Le second jugement est plus intéressant et très novateur par rapport à l'accident qui nous occupe aujourd'hui. Il concerne le dossier de l'incinérateur de Vaux-le-Pénil, qui arrosait la commune de Maincy, si je puis dire. Cet incinérateur a très gravement dysfonctionné entre 1999 et 2002. Le taux de dioxines était égal à 1 000 fois la dose autorisée. La maire et l'ensemble des élus de la commune ont été formidables et se sont battus. Nous avons déposé plainte en 2003 ; l'arrêt de cour d'appel date de 2019.

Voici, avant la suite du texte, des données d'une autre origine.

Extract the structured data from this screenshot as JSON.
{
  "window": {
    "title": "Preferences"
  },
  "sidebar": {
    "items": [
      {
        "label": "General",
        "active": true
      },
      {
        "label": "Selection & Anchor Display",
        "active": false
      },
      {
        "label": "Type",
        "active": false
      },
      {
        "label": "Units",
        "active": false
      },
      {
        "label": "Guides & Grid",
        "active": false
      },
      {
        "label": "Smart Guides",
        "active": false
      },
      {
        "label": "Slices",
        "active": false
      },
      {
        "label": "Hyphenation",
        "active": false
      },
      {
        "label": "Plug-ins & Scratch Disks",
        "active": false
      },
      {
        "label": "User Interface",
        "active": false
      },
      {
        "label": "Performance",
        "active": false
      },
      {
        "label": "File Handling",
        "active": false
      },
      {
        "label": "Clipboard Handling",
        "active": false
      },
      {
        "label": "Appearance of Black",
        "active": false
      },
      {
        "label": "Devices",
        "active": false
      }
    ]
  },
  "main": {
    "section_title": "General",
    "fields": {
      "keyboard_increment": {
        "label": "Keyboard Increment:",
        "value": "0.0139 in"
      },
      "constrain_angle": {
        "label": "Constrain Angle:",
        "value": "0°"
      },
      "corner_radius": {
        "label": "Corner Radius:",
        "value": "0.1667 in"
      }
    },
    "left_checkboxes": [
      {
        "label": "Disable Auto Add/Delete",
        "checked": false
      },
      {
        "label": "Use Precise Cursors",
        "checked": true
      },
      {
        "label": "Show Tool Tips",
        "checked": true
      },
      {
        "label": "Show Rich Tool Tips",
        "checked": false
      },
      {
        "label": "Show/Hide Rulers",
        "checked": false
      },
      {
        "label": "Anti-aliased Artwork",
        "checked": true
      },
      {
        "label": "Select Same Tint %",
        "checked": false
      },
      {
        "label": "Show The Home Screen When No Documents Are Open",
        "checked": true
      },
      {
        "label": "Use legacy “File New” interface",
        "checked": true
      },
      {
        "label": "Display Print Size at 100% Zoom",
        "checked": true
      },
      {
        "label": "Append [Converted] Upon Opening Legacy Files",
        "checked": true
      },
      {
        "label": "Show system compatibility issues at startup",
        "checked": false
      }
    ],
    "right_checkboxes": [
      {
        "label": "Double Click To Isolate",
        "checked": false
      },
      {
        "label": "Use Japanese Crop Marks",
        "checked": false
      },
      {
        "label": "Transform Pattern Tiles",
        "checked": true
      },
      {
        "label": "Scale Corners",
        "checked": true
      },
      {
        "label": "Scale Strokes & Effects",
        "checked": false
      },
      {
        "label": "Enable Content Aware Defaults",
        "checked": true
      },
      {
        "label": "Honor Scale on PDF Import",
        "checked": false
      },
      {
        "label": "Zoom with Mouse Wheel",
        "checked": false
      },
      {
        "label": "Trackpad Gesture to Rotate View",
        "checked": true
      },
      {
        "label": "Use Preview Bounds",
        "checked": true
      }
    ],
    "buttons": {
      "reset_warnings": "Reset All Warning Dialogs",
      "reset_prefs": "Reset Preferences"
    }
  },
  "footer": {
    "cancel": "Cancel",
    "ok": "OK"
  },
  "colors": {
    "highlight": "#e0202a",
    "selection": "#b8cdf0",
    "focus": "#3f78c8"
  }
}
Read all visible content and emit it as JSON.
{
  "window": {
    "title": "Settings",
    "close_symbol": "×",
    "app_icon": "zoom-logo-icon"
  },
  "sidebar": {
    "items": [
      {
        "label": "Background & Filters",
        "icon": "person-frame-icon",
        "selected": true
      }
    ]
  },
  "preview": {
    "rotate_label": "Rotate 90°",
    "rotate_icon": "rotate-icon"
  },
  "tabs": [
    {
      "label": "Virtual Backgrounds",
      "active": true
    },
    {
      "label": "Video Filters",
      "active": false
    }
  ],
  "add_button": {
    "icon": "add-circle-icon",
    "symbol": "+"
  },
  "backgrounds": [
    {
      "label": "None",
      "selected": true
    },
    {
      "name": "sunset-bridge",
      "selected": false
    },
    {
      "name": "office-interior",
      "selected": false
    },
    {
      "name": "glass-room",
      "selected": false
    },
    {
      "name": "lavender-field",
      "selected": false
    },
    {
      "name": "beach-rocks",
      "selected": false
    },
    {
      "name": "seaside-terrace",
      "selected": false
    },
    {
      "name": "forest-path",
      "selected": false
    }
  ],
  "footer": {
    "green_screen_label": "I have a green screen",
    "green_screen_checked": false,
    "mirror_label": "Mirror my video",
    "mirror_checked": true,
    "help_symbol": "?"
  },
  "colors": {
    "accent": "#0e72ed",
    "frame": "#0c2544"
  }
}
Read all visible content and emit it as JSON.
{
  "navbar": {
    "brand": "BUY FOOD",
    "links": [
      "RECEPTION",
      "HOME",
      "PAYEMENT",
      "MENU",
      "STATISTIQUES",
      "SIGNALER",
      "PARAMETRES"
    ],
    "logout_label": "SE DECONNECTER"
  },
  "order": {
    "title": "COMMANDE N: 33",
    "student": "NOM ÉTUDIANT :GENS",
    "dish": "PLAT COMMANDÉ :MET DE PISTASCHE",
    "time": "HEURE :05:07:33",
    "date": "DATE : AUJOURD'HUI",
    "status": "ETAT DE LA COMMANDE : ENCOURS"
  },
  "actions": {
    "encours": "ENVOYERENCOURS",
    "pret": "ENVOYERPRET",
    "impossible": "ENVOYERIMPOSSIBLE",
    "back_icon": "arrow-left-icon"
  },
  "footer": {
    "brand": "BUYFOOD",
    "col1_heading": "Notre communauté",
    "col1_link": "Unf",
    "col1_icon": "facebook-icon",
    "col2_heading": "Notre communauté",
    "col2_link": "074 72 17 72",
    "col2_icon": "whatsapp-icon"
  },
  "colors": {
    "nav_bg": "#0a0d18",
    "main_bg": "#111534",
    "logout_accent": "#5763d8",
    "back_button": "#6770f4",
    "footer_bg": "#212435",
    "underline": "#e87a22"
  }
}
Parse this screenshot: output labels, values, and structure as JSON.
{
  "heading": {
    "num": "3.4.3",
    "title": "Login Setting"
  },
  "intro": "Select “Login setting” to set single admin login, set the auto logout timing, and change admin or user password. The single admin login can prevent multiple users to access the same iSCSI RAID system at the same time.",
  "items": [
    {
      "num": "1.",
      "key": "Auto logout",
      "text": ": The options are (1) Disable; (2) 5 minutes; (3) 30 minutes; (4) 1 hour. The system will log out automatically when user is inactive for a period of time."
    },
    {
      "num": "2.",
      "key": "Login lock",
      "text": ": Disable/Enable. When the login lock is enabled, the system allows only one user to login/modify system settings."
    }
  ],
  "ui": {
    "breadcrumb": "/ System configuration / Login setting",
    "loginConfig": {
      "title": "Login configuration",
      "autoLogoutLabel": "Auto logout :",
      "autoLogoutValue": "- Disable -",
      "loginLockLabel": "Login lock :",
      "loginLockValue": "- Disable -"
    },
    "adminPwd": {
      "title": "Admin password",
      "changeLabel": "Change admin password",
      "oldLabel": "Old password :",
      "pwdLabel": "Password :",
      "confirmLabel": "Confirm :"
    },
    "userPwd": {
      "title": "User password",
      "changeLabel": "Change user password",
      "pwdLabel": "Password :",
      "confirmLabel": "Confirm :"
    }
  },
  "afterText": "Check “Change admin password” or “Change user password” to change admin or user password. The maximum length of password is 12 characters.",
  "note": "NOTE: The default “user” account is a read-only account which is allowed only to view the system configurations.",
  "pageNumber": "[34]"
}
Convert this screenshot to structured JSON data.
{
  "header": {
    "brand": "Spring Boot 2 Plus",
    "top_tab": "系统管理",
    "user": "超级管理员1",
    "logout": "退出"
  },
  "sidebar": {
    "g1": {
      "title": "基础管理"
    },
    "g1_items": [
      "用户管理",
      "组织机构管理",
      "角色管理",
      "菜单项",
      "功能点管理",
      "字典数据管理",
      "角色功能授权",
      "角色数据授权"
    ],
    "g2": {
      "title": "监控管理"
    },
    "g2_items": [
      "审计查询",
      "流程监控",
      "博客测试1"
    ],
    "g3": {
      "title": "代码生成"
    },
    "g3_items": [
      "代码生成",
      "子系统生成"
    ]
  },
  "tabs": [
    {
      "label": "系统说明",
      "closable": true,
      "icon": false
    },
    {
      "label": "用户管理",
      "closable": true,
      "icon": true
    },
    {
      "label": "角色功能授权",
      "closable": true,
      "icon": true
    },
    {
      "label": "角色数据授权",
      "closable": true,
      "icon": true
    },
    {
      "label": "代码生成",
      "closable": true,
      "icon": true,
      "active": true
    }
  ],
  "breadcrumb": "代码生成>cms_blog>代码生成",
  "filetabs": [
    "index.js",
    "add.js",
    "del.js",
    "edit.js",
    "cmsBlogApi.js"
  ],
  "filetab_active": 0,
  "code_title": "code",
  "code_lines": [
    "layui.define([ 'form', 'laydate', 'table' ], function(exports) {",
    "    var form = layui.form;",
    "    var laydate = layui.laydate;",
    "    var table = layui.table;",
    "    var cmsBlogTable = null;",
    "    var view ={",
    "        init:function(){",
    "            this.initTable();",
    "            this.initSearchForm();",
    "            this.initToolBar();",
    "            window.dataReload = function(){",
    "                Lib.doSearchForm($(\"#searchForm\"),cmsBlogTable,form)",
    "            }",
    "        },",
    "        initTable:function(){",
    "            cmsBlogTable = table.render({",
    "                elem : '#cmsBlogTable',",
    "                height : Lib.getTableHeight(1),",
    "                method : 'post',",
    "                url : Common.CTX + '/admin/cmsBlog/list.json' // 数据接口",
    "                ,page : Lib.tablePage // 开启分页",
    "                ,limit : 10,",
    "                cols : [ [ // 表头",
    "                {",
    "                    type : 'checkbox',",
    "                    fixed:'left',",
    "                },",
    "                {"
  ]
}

Lorsque je parle de dix ans de procédure, je suis optimiste. La cour d'appel de Paris, par un arrêt définitif, a jugé qu'il y avait eu mise en danger délibéré d'autrui de la part de la Communauté d'agglomération Melun Val de Seine (CAMVS), l'exploitant de l'incinérateur. La violation d'une mesure particulière de sécurité était avérée, à la fois par une infraction à la législation des installations classées et par des mises en demeure non respectées. Le caractère délibéré était établi, car la CAMVS savait. S'agissant de la troisième condition, la cour a jugé que les gens qui avaient été sous le panache avaient été exposés à un risque de lymphomes non-hodgkiniens – le type de cancer correspondant aux dioxines – augmenté de 20 %. Le fait d'avoir été exposé à ce risque de lymphome constituait donc un critère de mise en danger délibérée d'autrui. Dans les affaires sanitaires, sur le plan du droit, la grande difficulté consiste à établir le lien de causalité ; à cet égard, ce jugement est très intéressant. Comment prouver que mon cancer ou mon lymphome est dû à cette exposition ? On me dira que je fume, que je mange trop, etc. Là, nous n'avons pas prouvé de lien de causalité ; nous avons perdu concernant l'homicide. Nous avions essayé d'attribuer à l'incinérateur les décès des gens morts d'un cancer ; nous avons perdu. En revanche, l'exposition au risque, avérée, était prouvée ; cela permet d'établir le délit de mise en danger délibérée. Il ne s'agit pas d'homicide ou de blessure grave, mais de l'exposition à un risque. Cela n'avait jamais été jugé, cet arrêt du 22 octobre 2019 est une première. Pourrait-il servir concernant l'incendie de Lubrizol ? Je n'en sais rien. Les plaintes que j'ai déposées sont peu nombreuses pour l'instant, afin de ne pas encombrer inutilement le tribunal.
J'ouvre une parenthèse : j'ai déposé une plainte il y a un mois, je n'en ai toujours pas reçu l'accusé de réception et je n'ai pas accès au dossier. C'est vous dire l'acharnement qui est mis à ce que ça avance vite ! Par conséquent, je n'ai pas pu faire de note au juge d'instruction.
Dans le cas de l'incinérateur de Vaux-le-Pénil, je disposais d'éléments précis : 1 000 fois la dose de dioxines, une nourriture immangeable – les oeufs et le lait sont interdits à la consommation depuis vingt ans. Dans le cas de l'incendie de Lubrizol, nous ne savons rien et c'est pour cela que le suivi sera très important : celui des eaux, des sols en profondeur, des végétaux et de la santé des gens. Des analyses de sang régulières devront être faites pour les gens les plus exposés, afin de voir comment tout cela évolue.